Een derde bezwaar is dat generaties verkeerd worden vergeleken. Het gaat niet om het verschil tussen Generatie Babyboom en Generatie Y nu, het gaat om verschillen tussen twintigers toen en twintigers nu: wat voelen zij anders, wat beleven zij anders? Mensen uit de jonge generatie zelf zijn daarbij notoir ‘onbetrouwbare’ vertellers, omdat ze zo geneigd zijn op te gaan in de eigen gedachte uniekheid dat ze vergeten dat er ook vóór hen al jongeren bestonden.
Spiegel
De drijvende kracht achter al dat onzinnige generatiedenken is een economische. Verkopen van consumptiegoederen, als het gaat om marketeers, en verkopen van boekjes, als het gaat om zelfbenoemde tijdsduiders.

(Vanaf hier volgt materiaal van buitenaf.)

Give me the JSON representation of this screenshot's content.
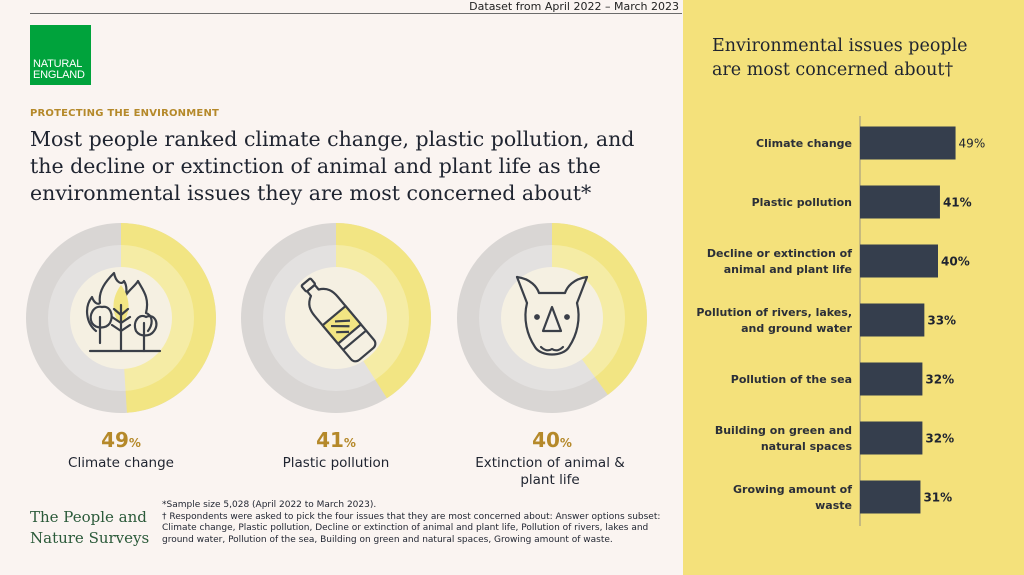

Volgens Wijnberg zelf is zijn karakterisering relevant, omdat jeugdcultuur een spiegel op de toekomst is. De juistheid van die bewering is op zijn best twijfelachtig. De nozemcultuur uit de jaren ’50 voorspelde op geen enkele manier hoe deze mensen zich gingen gedragen toen ze ‘volwassen’ waren. De hippies uit de jaren ’60 verloren hun idealen gelijktijdig met hun lange haar. Dat studenten houden van op de bank hangen, betekent – kortom – helemaal niets.
Linda Duits doet (commercieel en wetenschappelijk) onderzoek naar jeugdcultuur.